Here were the key elements of the team that saved Laguna San Ignacio from the industrial saltworks in 2000: Joel Reynolds of the Natural Resources Defense Council, Robert Kennedy, Jr., Homero Aridjis, and Jean-Michel Cousteau.
So I’ll close this column with a suggestion. Since RFK Jr. has experienced firsthand the touch of these majestic animals - and is now a leading member of the Trump administration - might he ask the President to consider taking a paid vacation to Laguna San Ignacio next March? It could do wonders for the relationship with our neighboring country. Perhaps Claudia Sheinbaum, Mexico’s President with a scientific background studying climate change, might even be willing to join them and experience what Zedillo’s wife did 25 years ago. The whales that are still able to make the journey somehow remain interested in becoming friends.

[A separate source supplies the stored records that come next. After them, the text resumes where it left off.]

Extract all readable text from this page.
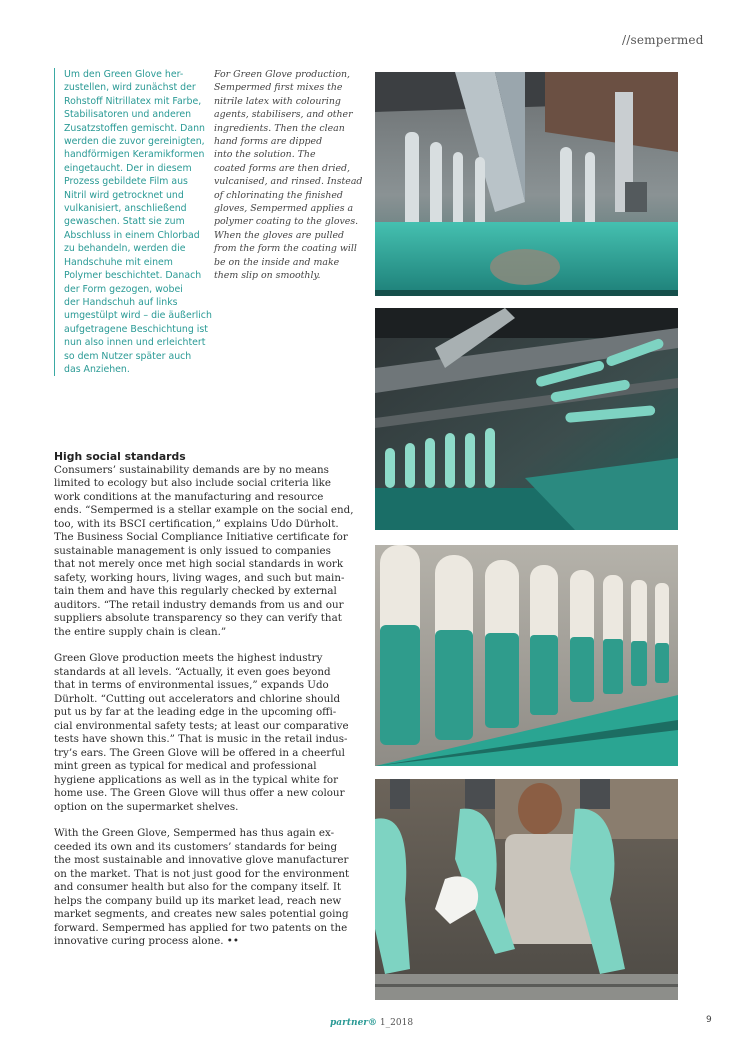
//sempermed
Um den Green Glove her-
zustellen, wird zunächst der
Rohstoff Nitrillatex mit Farbe,
Stabilisatoren und anderen
Zusatzstoffen gemischt. Dann
werden die zuvor gereinigten,
handförmigen Keramikformen
eingetaucht. Der in diesem
Prozess gebildete Film aus
Nitril wird getrocknet und
vulkanisiert, anschließend
gewaschen. Statt sie zum
Abschluss in einem Chlorbad
zu behandeln, werden die
Handschuhe mit einem
Polymer beschichtet. Danach
der Form gezogen, wobei
der Handschuh auf links
umgestülpt wird – die äußerlich
aufgetragene Beschichtung ist
nun also innen und erleichtert
so dem Nutzer später auch
das Anziehen.
For Green Glove production,
Sempermed first mixes the
nitrile latex with colouring
agents, stabilisers, and other
ingredients. Then the clean
hand forms are dipped
into the solution. The
coated forms are then dried,
vulcanised, and rinsed. Instead
of chlorinating the finished
gloves, Sempermed applies a
polymer coating to the gloves.
When the gloves are pulled
from the form the coating will
be on the inside and make
them slip on smoothly.
High social standards

Consumers’ sustainability demands are by no means
limited to ecology but also include social criteria like
work conditions at the manufacturing and resource
ends. “Sempermed is a stellar example on the social end,
too, with its BSCI certification,” explains Udo Dürholt.
The Business Social Compliance Initiative certificate for
sustainable management is only issued to companies
that not merely once met high social standards in work
safety, working hours, living wages, and such but main-
tain them and have this regularly checked by external
auditors. “The retail industry demands from us and our
suppliers absolute transparency so they can verify that
the entire supply chain is clean.”

Green Glove production meets the highest industry
standards at all levels. “Actually, it even goes beyond
that in terms of environmental issues,” expands Udo
Dürholt. “Cutting out accelerators and chlorine should
put us by far at the leading edge in the upcoming offi-
cial environmental safety tests; at least our comparative
tests have shown this.” That is music in the retail indus-
try’s ears. The Green Glove will be offered in a cheerful
mint green as typical for medical and professional
hygiene applications as well as in the typical white for
home use. The Green Glove will thus offer a new colour
option on the supermarket shelves.

With the Green Glove, Sempermed has thus again ex-
ceeded its own and its customers’ standards for being
the most sustainable and innovative glove manufacturer
on the market. That is not just good for the environment
and consumer health but also for the company itself. It
helps the company build up its market lead, reach new
market segments, and creates new sales potential going
forward. Sempermed has applied for two patents on the
innovative curing process alone. ••

partner® 1_2018	9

It could be a life-changer for the presidents. You never know.
Betty Aridjis, after reading the substack, asked if I could post this earlier poem that Homero published in a book in 1990 about the gray whales. As she said, Homero was always prophetic.
GRAY WHALE
Gray whale,
once there is no more left of you than an image
of the dark shape that moved on the waters
in animal paradise,
once there is no memory,
no legend to log your life and its passage
because there is no sea where your death will fit,
I want to set these few words
on your watery grave:
"Gray whale,
show us the way to another fate".
- Homero Aridjis
Translated by Betty Ferber and George McWhirter
Makes me sad with tears. But what can one expect from the stupidest and most evil creatures in this solar system?